The recent Chennai floods have been a classic case study on how a natural disaster can destroy your things including key documents. Losing documents can be disastrous and obtaining new ones can be tedious. To keep documents safe and secure, a Chennai based start-up firm, myeasydocs, is creating a repository of certified documents, that can be used electronically anywhere in the world.
It is similar to dropbox or digilocker, a service launched by the government of India. So this is how myeasydocs works: On payment of a nominal fee, people can get a certified copy from the issuing authority into the myeasydocs repository and submit these documents officially to any entity that needs the document. “We do this for a very nominal fee and within a matter of few days. Anyone who wants to keep their documents safe can come to us,” said, the firm’s chief executive officer, Avira Tharakan. For this, the start-up firm has tie-ups with universities, banks, government bodies and other institutions.

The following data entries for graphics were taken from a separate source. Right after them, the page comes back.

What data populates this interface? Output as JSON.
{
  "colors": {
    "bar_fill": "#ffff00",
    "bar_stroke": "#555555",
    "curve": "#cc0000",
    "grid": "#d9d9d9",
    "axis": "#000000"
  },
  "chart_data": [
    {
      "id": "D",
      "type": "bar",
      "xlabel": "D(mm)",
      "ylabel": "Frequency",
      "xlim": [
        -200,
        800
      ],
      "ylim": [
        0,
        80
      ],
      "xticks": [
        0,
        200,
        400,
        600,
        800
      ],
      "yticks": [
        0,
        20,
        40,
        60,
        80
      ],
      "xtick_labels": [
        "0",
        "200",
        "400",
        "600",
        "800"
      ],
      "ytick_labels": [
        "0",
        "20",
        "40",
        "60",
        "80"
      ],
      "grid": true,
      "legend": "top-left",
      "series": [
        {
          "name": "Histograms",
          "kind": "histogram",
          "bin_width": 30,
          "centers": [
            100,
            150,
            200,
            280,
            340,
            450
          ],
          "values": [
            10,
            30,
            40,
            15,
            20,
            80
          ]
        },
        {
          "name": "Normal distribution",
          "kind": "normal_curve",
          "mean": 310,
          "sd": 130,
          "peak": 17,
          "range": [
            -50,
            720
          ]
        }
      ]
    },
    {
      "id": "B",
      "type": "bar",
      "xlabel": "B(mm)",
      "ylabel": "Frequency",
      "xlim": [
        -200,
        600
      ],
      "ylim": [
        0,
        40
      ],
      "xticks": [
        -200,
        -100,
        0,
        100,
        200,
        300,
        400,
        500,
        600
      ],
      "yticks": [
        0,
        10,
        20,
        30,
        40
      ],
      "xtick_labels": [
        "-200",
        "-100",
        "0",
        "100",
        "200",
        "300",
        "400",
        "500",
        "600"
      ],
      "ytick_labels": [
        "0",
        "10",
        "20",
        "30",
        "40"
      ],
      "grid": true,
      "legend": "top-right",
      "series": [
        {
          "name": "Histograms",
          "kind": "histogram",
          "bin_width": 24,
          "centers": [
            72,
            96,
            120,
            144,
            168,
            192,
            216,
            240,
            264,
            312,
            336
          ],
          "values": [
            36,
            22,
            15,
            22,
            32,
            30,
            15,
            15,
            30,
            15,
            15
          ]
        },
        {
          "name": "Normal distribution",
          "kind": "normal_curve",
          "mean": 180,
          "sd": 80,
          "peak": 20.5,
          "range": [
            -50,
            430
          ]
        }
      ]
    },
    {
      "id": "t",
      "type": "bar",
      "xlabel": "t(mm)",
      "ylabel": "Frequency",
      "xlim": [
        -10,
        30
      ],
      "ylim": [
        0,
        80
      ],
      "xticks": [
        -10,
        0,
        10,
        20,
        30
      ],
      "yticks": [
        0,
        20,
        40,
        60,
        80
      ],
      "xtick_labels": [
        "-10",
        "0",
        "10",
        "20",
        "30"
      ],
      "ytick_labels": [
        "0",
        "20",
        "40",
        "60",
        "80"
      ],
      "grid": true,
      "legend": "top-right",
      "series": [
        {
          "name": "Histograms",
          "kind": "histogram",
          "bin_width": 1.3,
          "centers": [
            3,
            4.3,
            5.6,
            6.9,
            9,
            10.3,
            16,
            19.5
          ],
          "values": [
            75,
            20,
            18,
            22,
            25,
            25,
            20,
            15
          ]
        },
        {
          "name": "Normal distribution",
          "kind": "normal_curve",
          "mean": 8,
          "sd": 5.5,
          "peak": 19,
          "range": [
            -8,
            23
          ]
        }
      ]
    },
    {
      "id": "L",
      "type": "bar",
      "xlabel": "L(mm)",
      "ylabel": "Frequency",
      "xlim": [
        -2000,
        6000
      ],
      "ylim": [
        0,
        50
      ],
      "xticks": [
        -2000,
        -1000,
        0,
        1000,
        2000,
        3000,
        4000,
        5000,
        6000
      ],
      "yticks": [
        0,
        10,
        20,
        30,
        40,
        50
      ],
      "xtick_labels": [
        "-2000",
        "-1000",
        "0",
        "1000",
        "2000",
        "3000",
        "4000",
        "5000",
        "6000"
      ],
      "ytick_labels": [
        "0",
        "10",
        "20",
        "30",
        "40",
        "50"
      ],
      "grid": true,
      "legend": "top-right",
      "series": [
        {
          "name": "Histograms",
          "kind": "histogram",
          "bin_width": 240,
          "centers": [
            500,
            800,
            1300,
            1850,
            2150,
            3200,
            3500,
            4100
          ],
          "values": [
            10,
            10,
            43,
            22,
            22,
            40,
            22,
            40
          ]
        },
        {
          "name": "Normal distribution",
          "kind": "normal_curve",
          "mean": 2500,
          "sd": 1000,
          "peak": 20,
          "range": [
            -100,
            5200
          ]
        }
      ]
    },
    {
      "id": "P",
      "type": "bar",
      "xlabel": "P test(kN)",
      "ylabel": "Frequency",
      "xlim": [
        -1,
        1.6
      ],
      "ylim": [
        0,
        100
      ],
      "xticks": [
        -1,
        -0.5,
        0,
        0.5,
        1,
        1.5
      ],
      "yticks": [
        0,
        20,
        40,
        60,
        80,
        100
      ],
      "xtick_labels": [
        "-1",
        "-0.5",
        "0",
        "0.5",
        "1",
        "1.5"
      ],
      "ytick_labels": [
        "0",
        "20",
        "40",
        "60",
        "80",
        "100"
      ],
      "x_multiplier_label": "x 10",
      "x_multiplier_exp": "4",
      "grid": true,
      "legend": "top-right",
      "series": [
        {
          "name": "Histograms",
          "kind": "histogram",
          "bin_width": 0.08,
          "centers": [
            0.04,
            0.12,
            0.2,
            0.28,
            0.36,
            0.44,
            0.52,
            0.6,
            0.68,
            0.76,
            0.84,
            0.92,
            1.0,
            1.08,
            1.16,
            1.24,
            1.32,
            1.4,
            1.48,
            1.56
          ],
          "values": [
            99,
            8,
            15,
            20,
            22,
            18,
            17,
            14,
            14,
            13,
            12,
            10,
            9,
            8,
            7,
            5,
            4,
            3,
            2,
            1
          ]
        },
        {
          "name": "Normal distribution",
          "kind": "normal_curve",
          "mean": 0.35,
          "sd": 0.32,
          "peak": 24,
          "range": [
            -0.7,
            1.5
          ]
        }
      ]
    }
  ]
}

Mr. Tharakan said, “We have 12 Universities in Tamil Nadu with another 15 just completing sign off. This would mean we would have coverage of over most of the Universities — both private and State Universities on myeasydocs.”
The firm, when it first began its journey was an online document verification firm and gradually ventured into other areas. It has detected more than 100 fake certificates from Tamil Nadu, mostly quacks working in Singapore and Saudi Arabia.